A: One of the challenges for any organization as it evolves and looks to add more value to customers is making sure it's as much of a coordinated team effort as you can possibly make it. To bring everything under one roof and to deliver it seamlessly to clients is really important because these are complex organizations. I'll give you an example: my firm's investment fund has invested in a healthcare portfolio company that has more than 500 sites. WWT is helping this company with everything from basic infrastructure to how these sites communicate to improving patient experience and outcomes.
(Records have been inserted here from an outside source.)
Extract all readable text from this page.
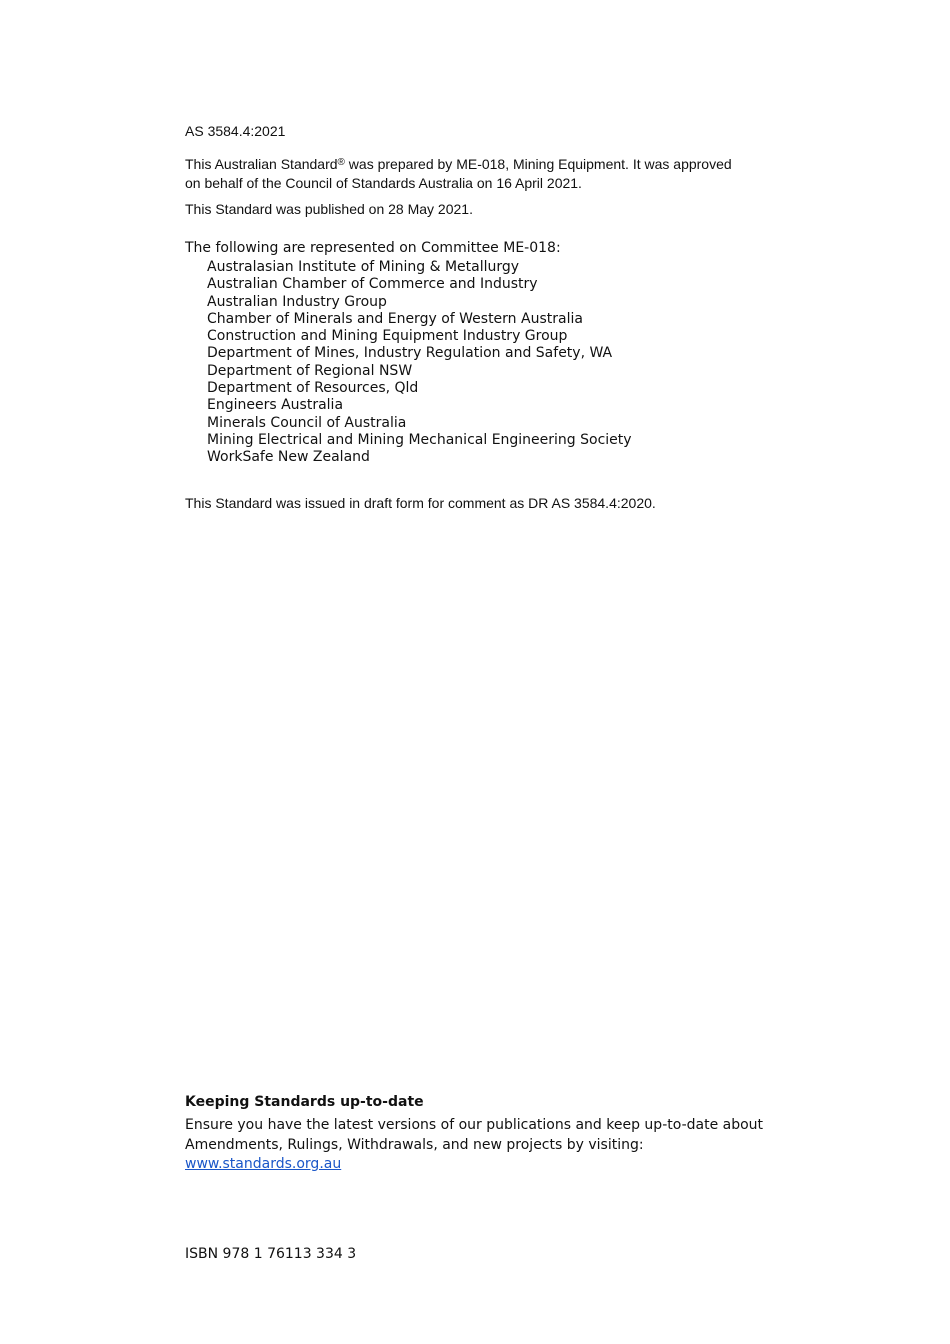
AS 3584.4:2021
This Australian Standard® was prepared by ME-018, Mining Equipment. It was approved
on behalf of the Council of Standards Australia on 16 April 2021.
This Standard was published on 28 May 2021.
The following are represented on Committee ME-018:
Australasian Institute of Mining & Metallurgy
Australian Chamber of Commerce and Industry
Australian Industry Group
Chamber of Minerals and Energy of Western Australia
Construction and Mining Equipment Industry Group
Department of Mines, Industry Regulation and Safety, WA
Department of Regional NSW
Department of Resources, Qld
Engineers Australia
Minerals Council of Australia
Mining Electrical and Mining Mechanical Engineering Society
WorkSafe New Zealand
This Standard was issued in draft form for comment as DR AS 3584.4:2020.
Keeping Standards up-to-date
Ensure you have the latest versions of our publications and keep up-to-date about
Amendments, Rulings, Withdrawals, and new projects by visiting:
www.standards.org.au
ISBN 978 1 76113 334 3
The world is evolving so quickly on the technology front that these organizations can't possibly hire enough people — let alone the right people —to keep up with that pace of change. And that's the role that WWT can play and I think will continue to play.
Q: WWT has grown into a $12 billion company with thousands of employees. Do you still see an entrepreneurial spirit within it?
A: Absolutely, and I don't think you even have to look far to see it. Just look at the Advanced Technology Center (ATC), which is a relatively recent phenomenon. Entrepreneurs take risks on big ideas that can be highly differentiating in the future. The ATC is one of the best examples of being entrepreneurial that I've ever seen. Strategically, I think WWT's approach to new markets, like education, is very entrepreneurial. That entrepreneurial spirit and fire in the belly is very apparent day in and day out here.
Q: What else has you excited about WWT?
A: We talk a lot about company and culture, but civic orientation and a true belief in wanting to give back to communities is equally important. It's a philosophy that aligns with the way BDT & Company operates, too. For example, BDT is committed to building impactful social projects that bring donors together around big ideas that are under-resourced and overlooked by the philanthropic sector. One collaborative effort borne out of that commitment is rootEd Alliance which helps high school students in rural communities pursue and complete postsecondary education — whether it's exploring the possibility of attending college or community college, assisting with filling out college applications, or understanding financial aid. In fact, Dave Steward's high school (Clinton High School in Clinton, Missouri) has been involved in this effort and Missouri is one of the first states where we are testing this initiative. We like partnering with WWT, but beyond that partnership, we're making joint investments outside the company that are more community based. That is the true definition of a partnership.